The tricky proposition of reviewing a rough-cut of a film is that it probably still has several passes through the editing suite, but since they screened Michael Jai White's directorial debut in front of many a Mixed Martial Arts enthusiast here at ActionFest, with the man in the Spawn
suit (or Black Dynamite
! if you prefer) in attendance, I'll do my best to be kind but firm to a film that needs a lot of trimming to get to the heart of things. The cut we saw must have been two hours or more, with plenty of ill-formed side-plots and attempts to flesh out character, when tightening things down to a more spare 85-90 minutes would likely be advisable. But, onward.
Cast predominantly with MMA fighters, Never Back Down II, has a story involving four guys from different background brought together under the tutelage of a retired (but still in his prime) sensei Case to battle for $10K and glory in an underground college MMA tourney, The Beatdown, ran by a hyper Zuckerberg-esque college kid replete with twitches and hyperbola (strengths in a fight promotor, and in this film the only other actor who can hold their own beyond the charismatic, above all this, Jai White). It is a tale of male-bonding and school-yard posturing and cheap, meaningless over-stylized sex that pops up on occasion. Epstein (Scottie Epstein), often a dead ringer with his moppy-goth hair for The Warrior's David Patrick Kelley, is the local comic book geek hassled by local goons who learns to fight - but goes perhaps a bit too far in his revenge quest. Zack (Alex Meraz from Twilight, not UFC, but that does not help the acting much) is a boxer with a torn retina, but still has the desire to fight (and dance and fuck.) There is hot-headed wrestler Mike who is dealing with his dad leaving him and his mother for another man. As if there isn't enough homoeroticism of sweaty men showering together and grabbling on vinyl or rubber. Lastly, there is Tim (Todd Duffee), who looks like a young Dolph Lundgren, but here is a gentle giant, and loyal right-hand-man to Case. He cooks breakfast and turns off bootie-videos for his younger siblings while his mom tries to make the mortgage payments as a waitress in a strip club. And he is trying to study for college exams, but that is quickly dropped anyway, and it is all a big stretch that asks for too much of the audience patience for this type of film. A variety of cameos from MMA luminaries show up hither and yon to legitimize the film as almost an official advertisement of the brand.

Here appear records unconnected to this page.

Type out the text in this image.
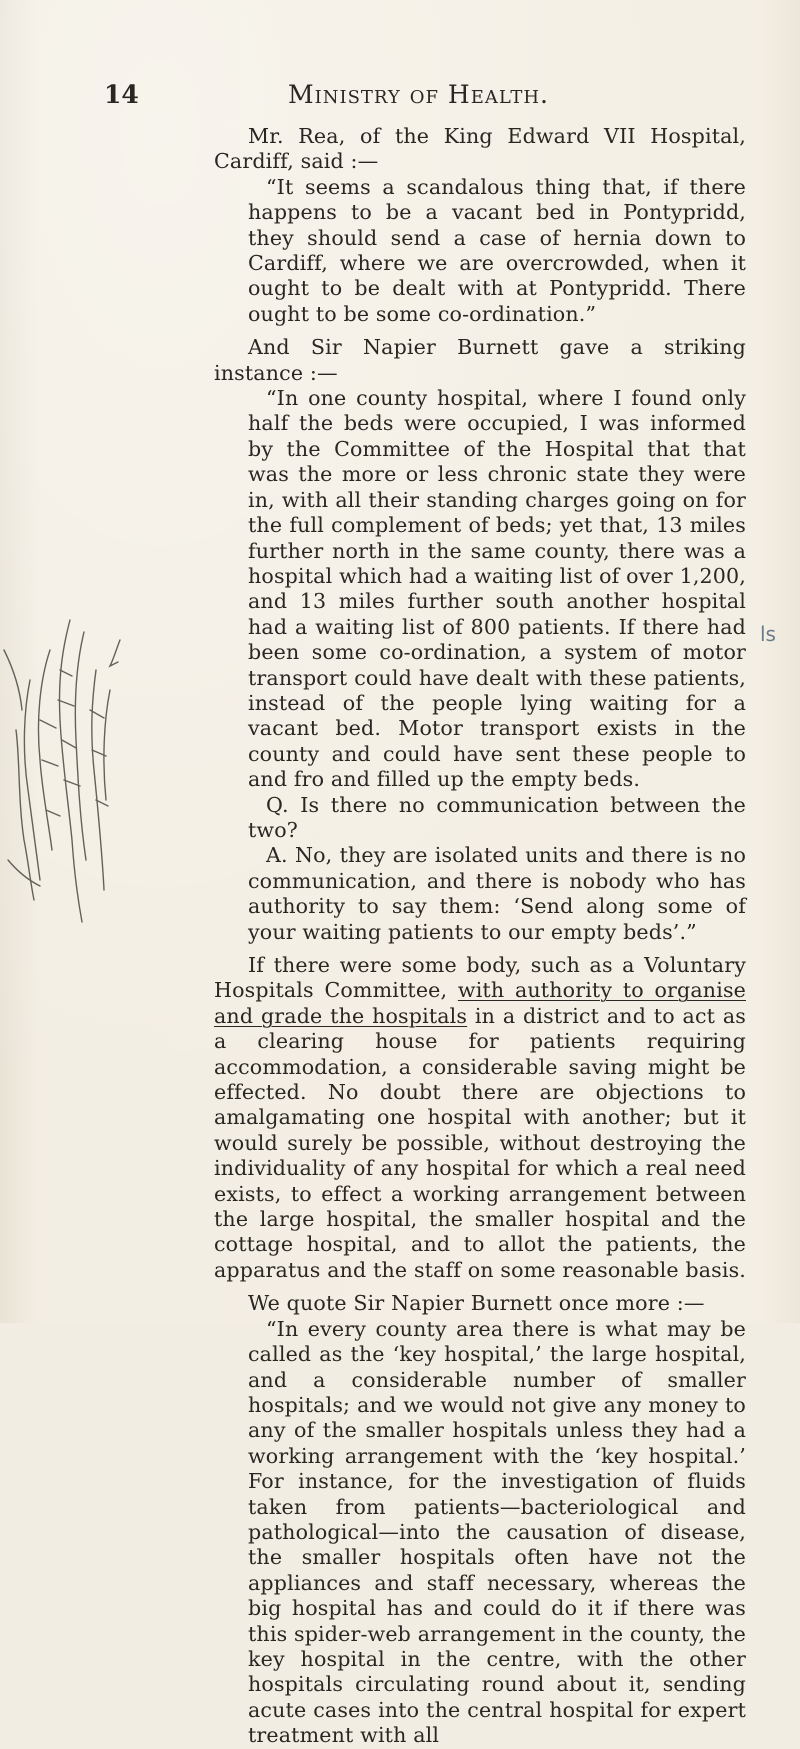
14	Ministry of Health.
ls

Mr. Rea, of the King Edward VII Hospital, Cardiff, said :—

“It seems a scandalous thing that, if there happens to be a vacant bed in Pontypridd, they should send a case of hernia down to Cardiff, where we are overcrowded, when it ought to be dealt with at Pontypridd. There ought to be some co-ordination.”

And Sir Napier Burnett gave a striking instance :—

“In one county hospital, where I found only half the beds were occupied, I was informed by the Committee of the Hospital that that was the more or less chronic state they were in, with all their standing charges going on for the full complement of beds; yet that, 13 miles further north in the same county, there was a hospital which had a waiting list of over 1,200, and 13 miles further south another hospital had a waiting list of 800 patients. If there had been some co-ordination, a system of motor transport could have dealt with these patients, instead of the people lying waiting for a vacant bed. Motor transport exists in the county and could have sent these people to and fro and filled up the empty beds.

Q. Is there no communication between the two?

A. No, they are isolated units and there is no communication, and there is nobody who has authority to say them: ‘Send along some of your waiting patients to our empty beds’.”

If there were some body, such as a Voluntary Hospitals Committee, with authority to organise and grade the hospitals in a district and to act as a clearing house for patients requiring accommodation, a considerable saving might be effected. No doubt there are objections to amalgamating one hospital with another; but it would surely be possible, without destroying the individuality of any hospital for which a real need exists, to effect a working arrangement between the large hospital, the smaller hospital and the cottage hospital, and to allot the patients, the apparatus and the staff on some reasonable basis.

We quote Sir Napier Burnett once more :—

“In every county area there is what may be called as the ‘key hospital,’ the large hospital, and a considerable number of smaller hospitals; and we would not give any money to any of the smaller hospitals unless they had a working arrangement with the ‘key hospital.’ For instance, for the investigation of fluids taken from patients—bacteriological and pathological—into the causation of disease, the smaller hospitals often have not the appliances and staff necessary, whereas the big hospital has and could do it if there was this spider-web arrangement in the county, the key hospital in the centre, with the other hospitals circulating round about it, sending acute cases into the central hospital for expert treatment with all
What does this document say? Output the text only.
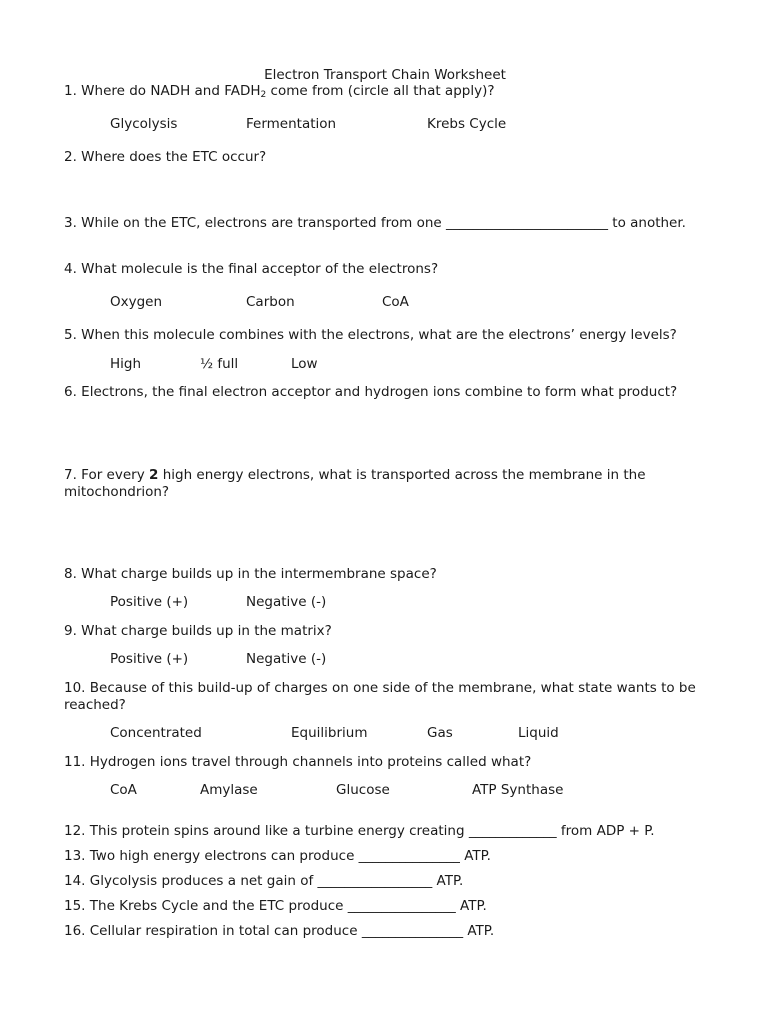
Electron Transport Chain Worksheet
1. Where do NADH and $FADH_2$ come from (circle all that apply)?
Glycolysis	Fermentation	Krebs Cycle
2. Where does the ETC occur?
3. While on the ETC, electrons are transported from one ________________________ to another.
4. What molecule is the final acceptor of the electrons?
Oxygen	Carbon	CoA
5. When this molecule combines with the electrons, what are the electrons’ energy levels?
High	½ full	Low
6. Electrons, the final electron acceptor and hydrogen ions combine to form what product?
7. For every 2 high energy electrons, what is transported across the membrane in the mitochondrion?
8. What charge builds up in the intermembrane space?
Positive (+)	Negative (-)
9. What charge builds up in the matrix?
Positive (+)	Negative (-)
10. Because of this build-up of charges on one side of the membrane, what state wants to be reached?
Concentrated	Equilibrium	Gas	Liquid
11. Hydrogen ions travel through channels into proteins called what?
CoA	Amylase	Glucose	ATP Synthase
12. This protein spins around like a turbine energy creating _____________ from ADP + P.
13. Two high energy electrons can produce _______________ ATP.
14. Glycolysis produces a net gain of _________________ ATP.
15. The Krebs Cycle and the ETC produce ________________ ATP.
16. Cellular respiration in total can produce _______________ ATP.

I think the mistake here is trying to have these guys act in drama, when clearly in the various training montages and big end tourney, almost all the drama and conflict is well realized on screen in the MMA fighting. Trim all the fat away, keep any scenes with White himself on screen (particularly a delightful solo smack down of the entire local police force.) The softcore sex is titillating in a Skin-e-max sort of way but completely redundant to the story (as is a love triangle that goes nowhere), ditto the home lives of all these characters. They are clay-men being hardened in the octagon, it is probably best to keep it that way. The film saves much of its goods for the end tourney where the plot and 'drama' resolves itself, Kumite style, with the fine work of fight choreographer Larnell Stovall. MMA fighting on the big screen is still in in the early stages of finding its style and rhythm, especially when you consider the long cinematic history of boxing, but things are handsome here and worth the slog of character motivation and setbacks to get there. There is a serviceable movie in here desperately trying to punch its way out of its own body fat.